I have 2 dataframes, one containing a columnn of strings (df = data) which I need to categorise, and the other containing possible categories and search terms (df = categories). I would like to add a column to the "data" dataframe which returns a category based on search terms. For example:
data:
**RepairName**
A/C is not cold
flat tyre is c
the tyre needs a repair on left side
the aircon is not cold
categories:
**Category** **SearchTerm**
A/C aircon
A/C A/C
Tyre repair
Tyre flat
DESIRED RESULT data:
**RepairName** **Category**
A/C is not cold A/C
flat tyre is c Tyre
the tyre needs a repair on left side Tyre
the aircon is not cold A/C
I have tried the following lambda function with apply. I am not sure if my column references are in the correct place:
data['Category'] = data['RepairName'].apply(lambda x: categories['Category'] if categories['SearchTerm'] in x else "")
data['Category'] = [categories['Category'] if categories['SearchTerm'] in data['RepairName'] else 0]
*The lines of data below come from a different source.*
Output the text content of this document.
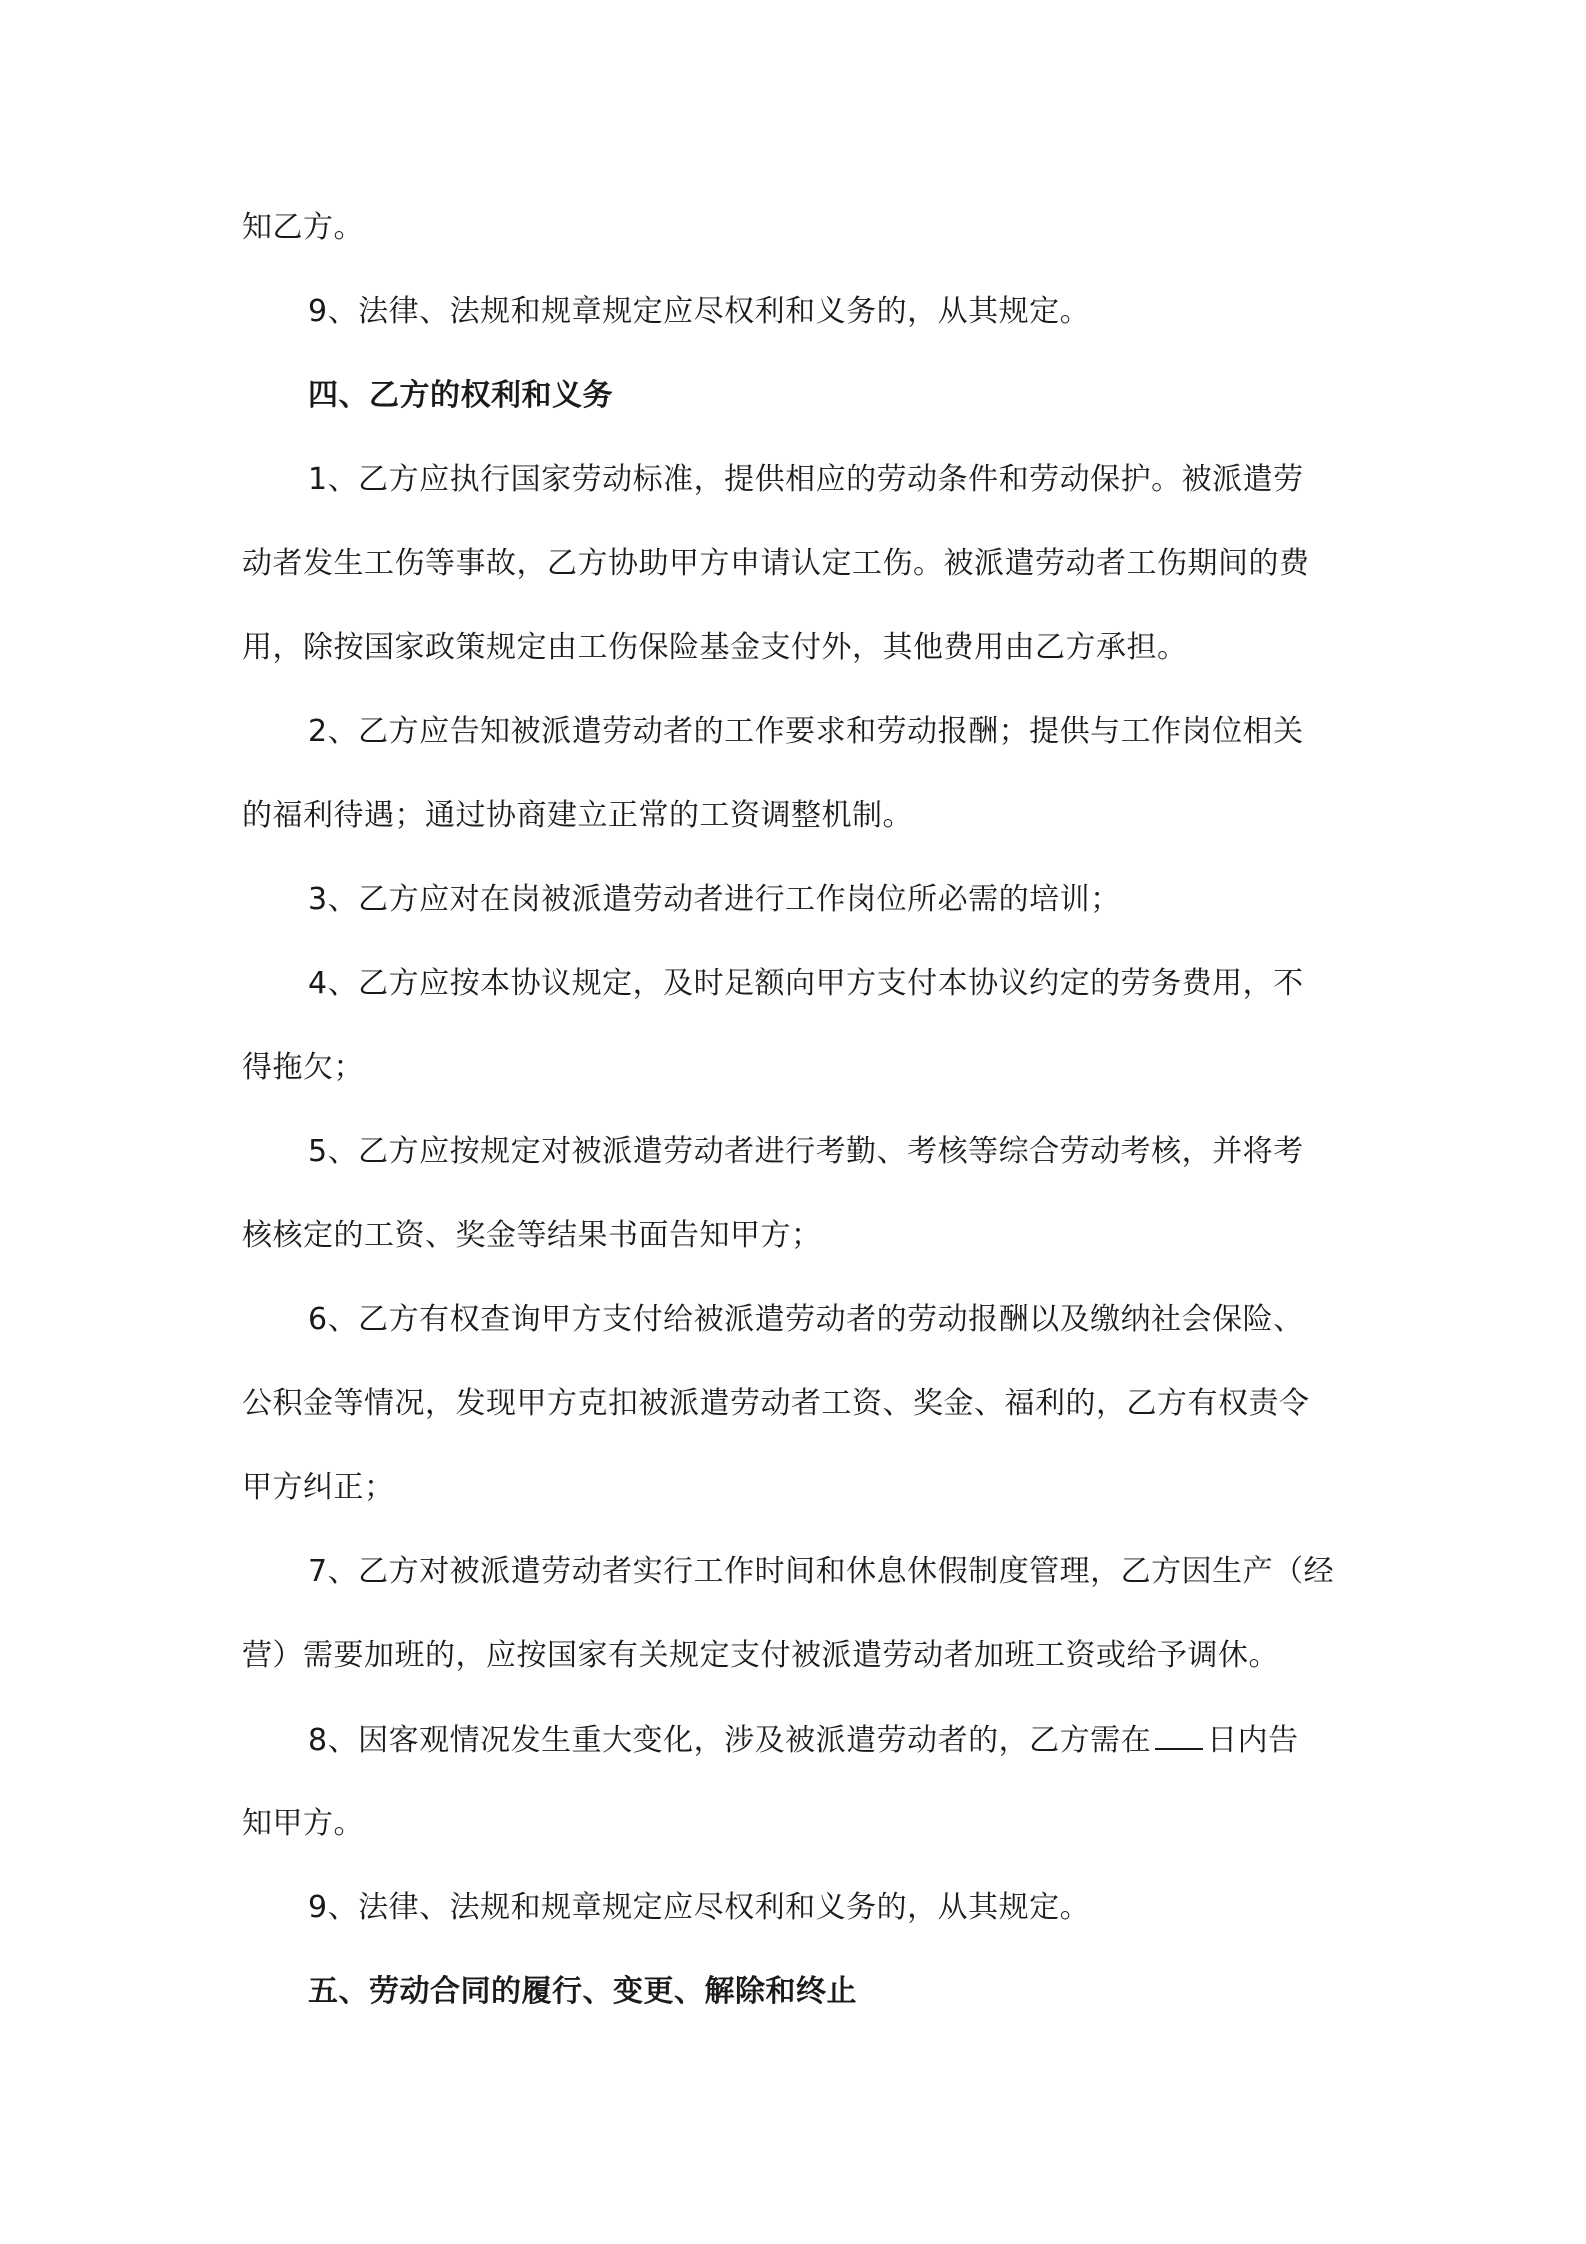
知乙方。
9、法律、法规和规章规定应尽权利和义务的，从其规定。
四、乙方的权利和义务
1、乙方应执行国家劳动标准，提供相应的劳动条件和劳动保护。被派遣劳
动者发生工伤等事故，乙方协助甲方申请认定工伤。被派遣劳动者工伤期间的费
用，除按国家政策规定由工伤保险基金支付外，其他费用由乙方承担。
2、乙方应告知被派遣劳动者的工作要求和劳动报酬；提供与工作岗位相关
的福利待遇；通过协商建立正常的工资调整机制。
3、乙方应对在岗被派遣劳动者进行工作岗位所必需的培训；
4、乙方应按本协议规定，及时足额向甲方支付本协议约定的劳务费用，不
得拖欠；
5、乙方应按规定对被派遣劳动者进行考勤、考核等综合劳动考核，并将考
核核定的工资、奖金等结果书面告知甲方；
6、乙方有权查询甲方支付给被派遣劳动者的劳动报酬以及缴纳社会保险、
公积金等情况，发现甲方克扣被派遣劳动者工资、奖金、福利的，乙方有权责令
甲方纠正；
7、乙方对被派遣劳动者实行工作时间和休息休假制度管理，乙方因生产（经
营）需要加班的，应按国家有关规定支付被派遣劳动者加班工资或给予调休。
8、因客观情况发生重大变化，涉及被派遣劳动者的，乙方需在 日内告
知甲方。
9、法律、法规和规章规定应尽权利和义务的，从其规定。
五、劳动合同的履行、变更、解除和终止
but I keep getting the error messge:
TypeError: 'in <string>' requires string as left operand, not Series
This provides true / false as to whether a category exists based on SearchTerm, however I have not been able to return the category associated with the Search Term:
data['containName']=data['RepairName'].str.contains('|'.join(categories['SearchTerm']),case=False)
And these both sometimes work, but not all the time (perhaps because some of my search terms are more than one word?)
data['Category'] = [
next((c for c, k in categories.values if k in s), None) for s in data['RepairName']]
d = dict(zip(categories['SearchTerm'], categories['Category']))
data['CategoryCheck'] = [next((d[y] for y in x.split() if y in d), None) for x in data['RepairName']]